Как подлец... На всех тропах, ведущих к любой халяве, к любому незаработанному наслаждению, с незапамятных времен расставлены предупреждения: “Запрещено!” Запрещено красть деньги, труд, беспечность, перекладывая предусмотрительность на ближних, — и только на пути к самой соблазнительной халяве — любви, прекрасному настроению без усилий и достижений, — только там вместо запретительного плаката расцветает сияющий павлиний хвост: “Не упусти!” Вступая в эту зону, которую следовало бы сделать трижды запретной, ты еще чувствуешь себя возвышенной личностью: как же, ведь любовь всегда права!
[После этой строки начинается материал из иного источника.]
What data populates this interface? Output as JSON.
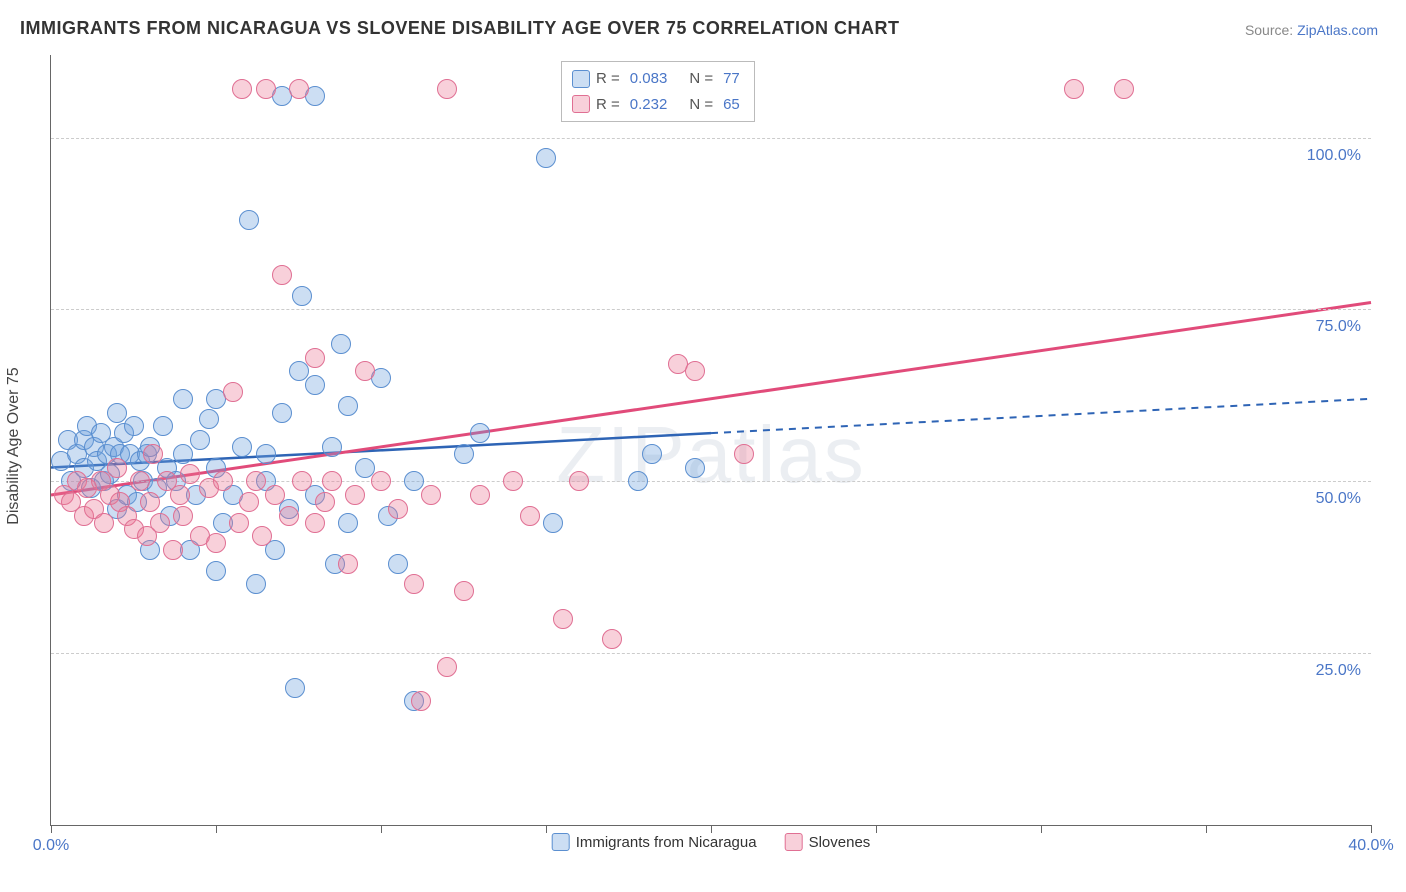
{
  "title": "IMMIGRANTS FROM NICARAGUA VS SLOVENE DISABILITY AGE OVER 75 CORRELATION CHART",
  "source_label": "Source:",
  "source_value": "ZipAtlas.com",
  "ylabel": "Disability Age Over 75",
  "watermark": "ZIPatlas",
  "chart": {
    "type": "scatter",
    "xlim": [
      0,
      40
    ],
    "ylim": [
      0,
      112
    ],
    "xticks": [
      0,
      5,
      10,
      15,
      20,
      25,
      30,
      35,
      40
    ],
    "yticks": [
      25,
      50,
      75,
      100
    ],
    "xtick_labels": {
      "0": "0.0%",
      "40": "40.0%"
    },
    "ytick_labels": {
      "25": "25.0%",
      "50": "50.0%",
      "75": "75.0%",
      "100": "100.0%"
    },
    "background_color": "#ffffff",
    "grid_color": "#cccccc",
    "marker_radius": 10,
    "marker_border_width": 1.5,
    "series": [
      {
        "name": "Immigrants from Nicaragua",
        "fill": "rgba(108,160,220,0.35)",
        "stroke": "#5b8fd0",
        "r_value": "0.083",
        "n_value": "77",
        "trend": {
          "x1": 0,
          "y1": 52,
          "x2": 40,
          "y2": 62,
          "color": "#2e64b5",
          "width": 2.5,
          "solid_until_x": 20
        },
        "points": [
          [
            0.3,
            53
          ],
          [
            0.5,
            56
          ],
          [
            0.6,
            50
          ],
          [
            0.8,
            54
          ],
          [
            1.0,
            56
          ],
          [
            1.0,
            52
          ],
          [
            1.1,
            58
          ],
          [
            1.2,
            49
          ],
          [
            1.3,
            55
          ],
          [
            1.4,
            53
          ],
          [
            1.5,
            57
          ],
          [
            1.6,
            50
          ],
          [
            1.7,
            54
          ],
          [
            1.8,
            51
          ],
          [
            1.9,
            55
          ],
          [
            2.0,
            60
          ],
          [
            2.0,
            46
          ],
          [
            2.1,
            54
          ],
          [
            2.2,
            57
          ],
          [
            2.3,
            48
          ],
          [
            2.4,
            54
          ],
          [
            2.5,
            58
          ],
          [
            2.6,
            47
          ],
          [
            2.7,
            53
          ],
          [
            2.8,
            50
          ],
          [
            2.9,
            54
          ],
          [
            3.0,
            40
          ],
          [
            3.0,
            55
          ],
          [
            3.2,
            49
          ],
          [
            3.4,
            58
          ],
          [
            3.5,
            52
          ],
          [
            3.6,
            45
          ],
          [
            3.8,
            50
          ],
          [
            4.0,
            62
          ],
          [
            4.0,
            54
          ],
          [
            4.2,
            40
          ],
          [
            4.4,
            48
          ],
          [
            4.5,
            56
          ],
          [
            4.8,
            59
          ],
          [
            5.0,
            37
          ],
          [
            5.0,
            52
          ],
          [
            5.0,
            62
          ],
          [
            5.2,
            44
          ],
          [
            5.5,
            48
          ],
          [
            5.8,
            55
          ],
          [
            6.0,
            88
          ],
          [
            6.2,
            35
          ],
          [
            6.5,
            54
          ],
          [
            6.5,
            50
          ],
          [
            6.8,
            40
          ],
          [
            7.0,
            60
          ],
          [
            7.0,
            106
          ],
          [
            7.2,
            46
          ],
          [
            7.4,
            20
          ],
          [
            7.5,
            66
          ],
          [
            7.6,
            77
          ],
          [
            8.0,
            64
          ],
          [
            8.0,
            48
          ],
          [
            8.0,
            106
          ],
          [
            8.5,
            55
          ],
          [
            8.6,
            38
          ],
          [
            8.8,
            70
          ],
          [
            9.0,
            61
          ],
          [
            9.0,
            44
          ],
          [
            9.5,
            52
          ],
          [
            10.0,
            65
          ],
          [
            10.2,
            45
          ],
          [
            10.5,
            38
          ],
          [
            11.0,
            18
          ],
          [
            11.0,
            50
          ],
          [
            12.5,
            54
          ],
          [
            13.0,
            57
          ],
          [
            15.0,
            97
          ],
          [
            15.2,
            44
          ],
          [
            17.8,
            50
          ],
          [
            18.2,
            54
          ],
          [
            19.5,
            52
          ]
        ]
      },
      {
        "name": "Slovenes",
        "fill": "rgba(235,120,150,0.35)",
        "stroke": "#e06f93",
        "r_value": "0.232",
        "n_value": "65",
        "trend": {
          "x1": 0,
          "y1": 48,
          "x2": 40,
          "y2": 76,
          "color": "#e14b7a",
          "width": 3,
          "solid_until_x": 40
        },
        "points": [
          [
            0.4,
            48
          ],
          [
            0.6,
            47
          ],
          [
            0.8,
            50
          ],
          [
            1.0,
            45
          ],
          [
            1.1,
            49
          ],
          [
            1.3,
            46
          ],
          [
            1.5,
            50
          ],
          [
            1.6,
            44
          ],
          [
            1.8,
            48
          ],
          [
            2.0,
            52
          ],
          [
            2.1,
            47
          ],
          [
            2.3,
            45
          ],
          [
            2.5,
            43
          ],
          [
            2.7,
            50
          ],
          [
            2.9,
            42
          ],
          [
            3.0,
            47
          ],
          [
            3.1,
            54
          ],
          [
            3.3,
            44
          ],
          [
            3.5,
            50
          ],
          [
            3.7,
            40
          ],
          [
            3.9,
            48
          ],
          [
            4.0,
            45
          ],
          [
            4.2,
            51
          ],
          [
            4.5,
            42
          ],
          [
            4.8,
            49
          ],
          [
            5.0,
            41
          ],
          [
            5.2,
            50
          ],
          [
            5.5,
            63
          ],
          [
            5.7,
            44
          ],
          [
            5.8,
            107
          ],
          [
            6.0,
            47
          ],
          [
            6.2,
            50
          ],
          [
            6.4,
            42
          ],
          [
            6.5,
            107
          ],
          [
            6.8,
            48
          ],
          [
            7.0,
            80
          ],
          [
            7.2,
            45
          ],
          [
            7.5,
            107
          ],
          [
            7.6,
            50
          ],
          [
            8.0,
            44
          ],
          [
            8.0,
            68
          ],
          [
            8.3,
            47
          ],
          [
            8.5,
            50
          ],
          [
            9.0,
            38
          ],
          [
            9.2,
            48
          ],
          [
            9.5,
            66
          ],
          [
            10.0,
            50
          ],
          [
            10.5,
            46
          ],
          [
            11.0,
            35
          ],
          [
            11.2,
            18
          ],
          [
            11.5,
            48
          ],
          [
            12.0,
            107
          ],
          [
            12.0,
            23
          ],
          [
            12.5,
            34
          ],
          [
            13.0,
            48
          ],
          [
            14.0,
            50
          ],
          [
            14.5,
            45
          ],
          [
            15.5,
            30
          ],
          [
            16.0,
            50
          ],
          [
            17.0,
            27
          ],
          [
            19.0,
            67
          ],
          [
            19.5,
            66
          ],
          [
            21.0,
            54
          ],
          [
            31.0,
            107
          ],
          [
            32.5,
            107
          ]
        ]
      }
    ]
  },
  "legend_top": {
    "r_label": "R =",
    "n_label": "N ="
  },
  "bottom_legend_labels": [
    "Immigrants from Nicaragua",
    "Slovenes"
  ]
}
Но это, разумеется, меня не оправдывает — чужую вещь я никогда не взял бы, сколь бы неотразимо она меня ни возбуждала. Но вот Любовь!.. Когда я решил, что достаточно натерпелся — ей-то, казалось, вполне довольно было наслаждаться моим обществом, — ни малейшие зазрения совести больше не посещали меня ни тогда, ни сейчас. Ну, проторчала из-за меня в Пашкином особняке, где платили только асам да прихвостням. Ну, упустила пяток претендентов на ее руку и сердце, пока она лет пятнадцать (или сто пятнадцать?) валандалась со мной, — ну так и что? Любовь требует жертв. Правда, при ее катастрофически завышенных требованиях к уму и нравственным качествам мужчин (как только я до них дотянулся?), не представляю, кому она могла бы позволить до себя дотронуться. Когда у нас — лет еще через сто — снова восстановилась некая шутливая дружба в виде редких звонков, она однажды похвасталась, что какой-то чмошник сделал ей предложение. И я — вот гадство — почувствовал удар холода в голову и ненависть к этому мерзавцу. (Кто бы это мог быть? Этот молчалин Хрунов? Этот проныра Чумаченко? Или какой-то мужлан из ее семейного окружения?)
— Неужели ты можешь лечь в постель с этим... с этой трухой? После мраморов Каррары? — Надеюсь, в моем голосе не прозвучало ничего, кроме насмешки (да нет, прозвучало).
— Постель... — Трубка юмористически вздохнула. — До нее еще дожить надо — главный вопрос, как день перетерпеть...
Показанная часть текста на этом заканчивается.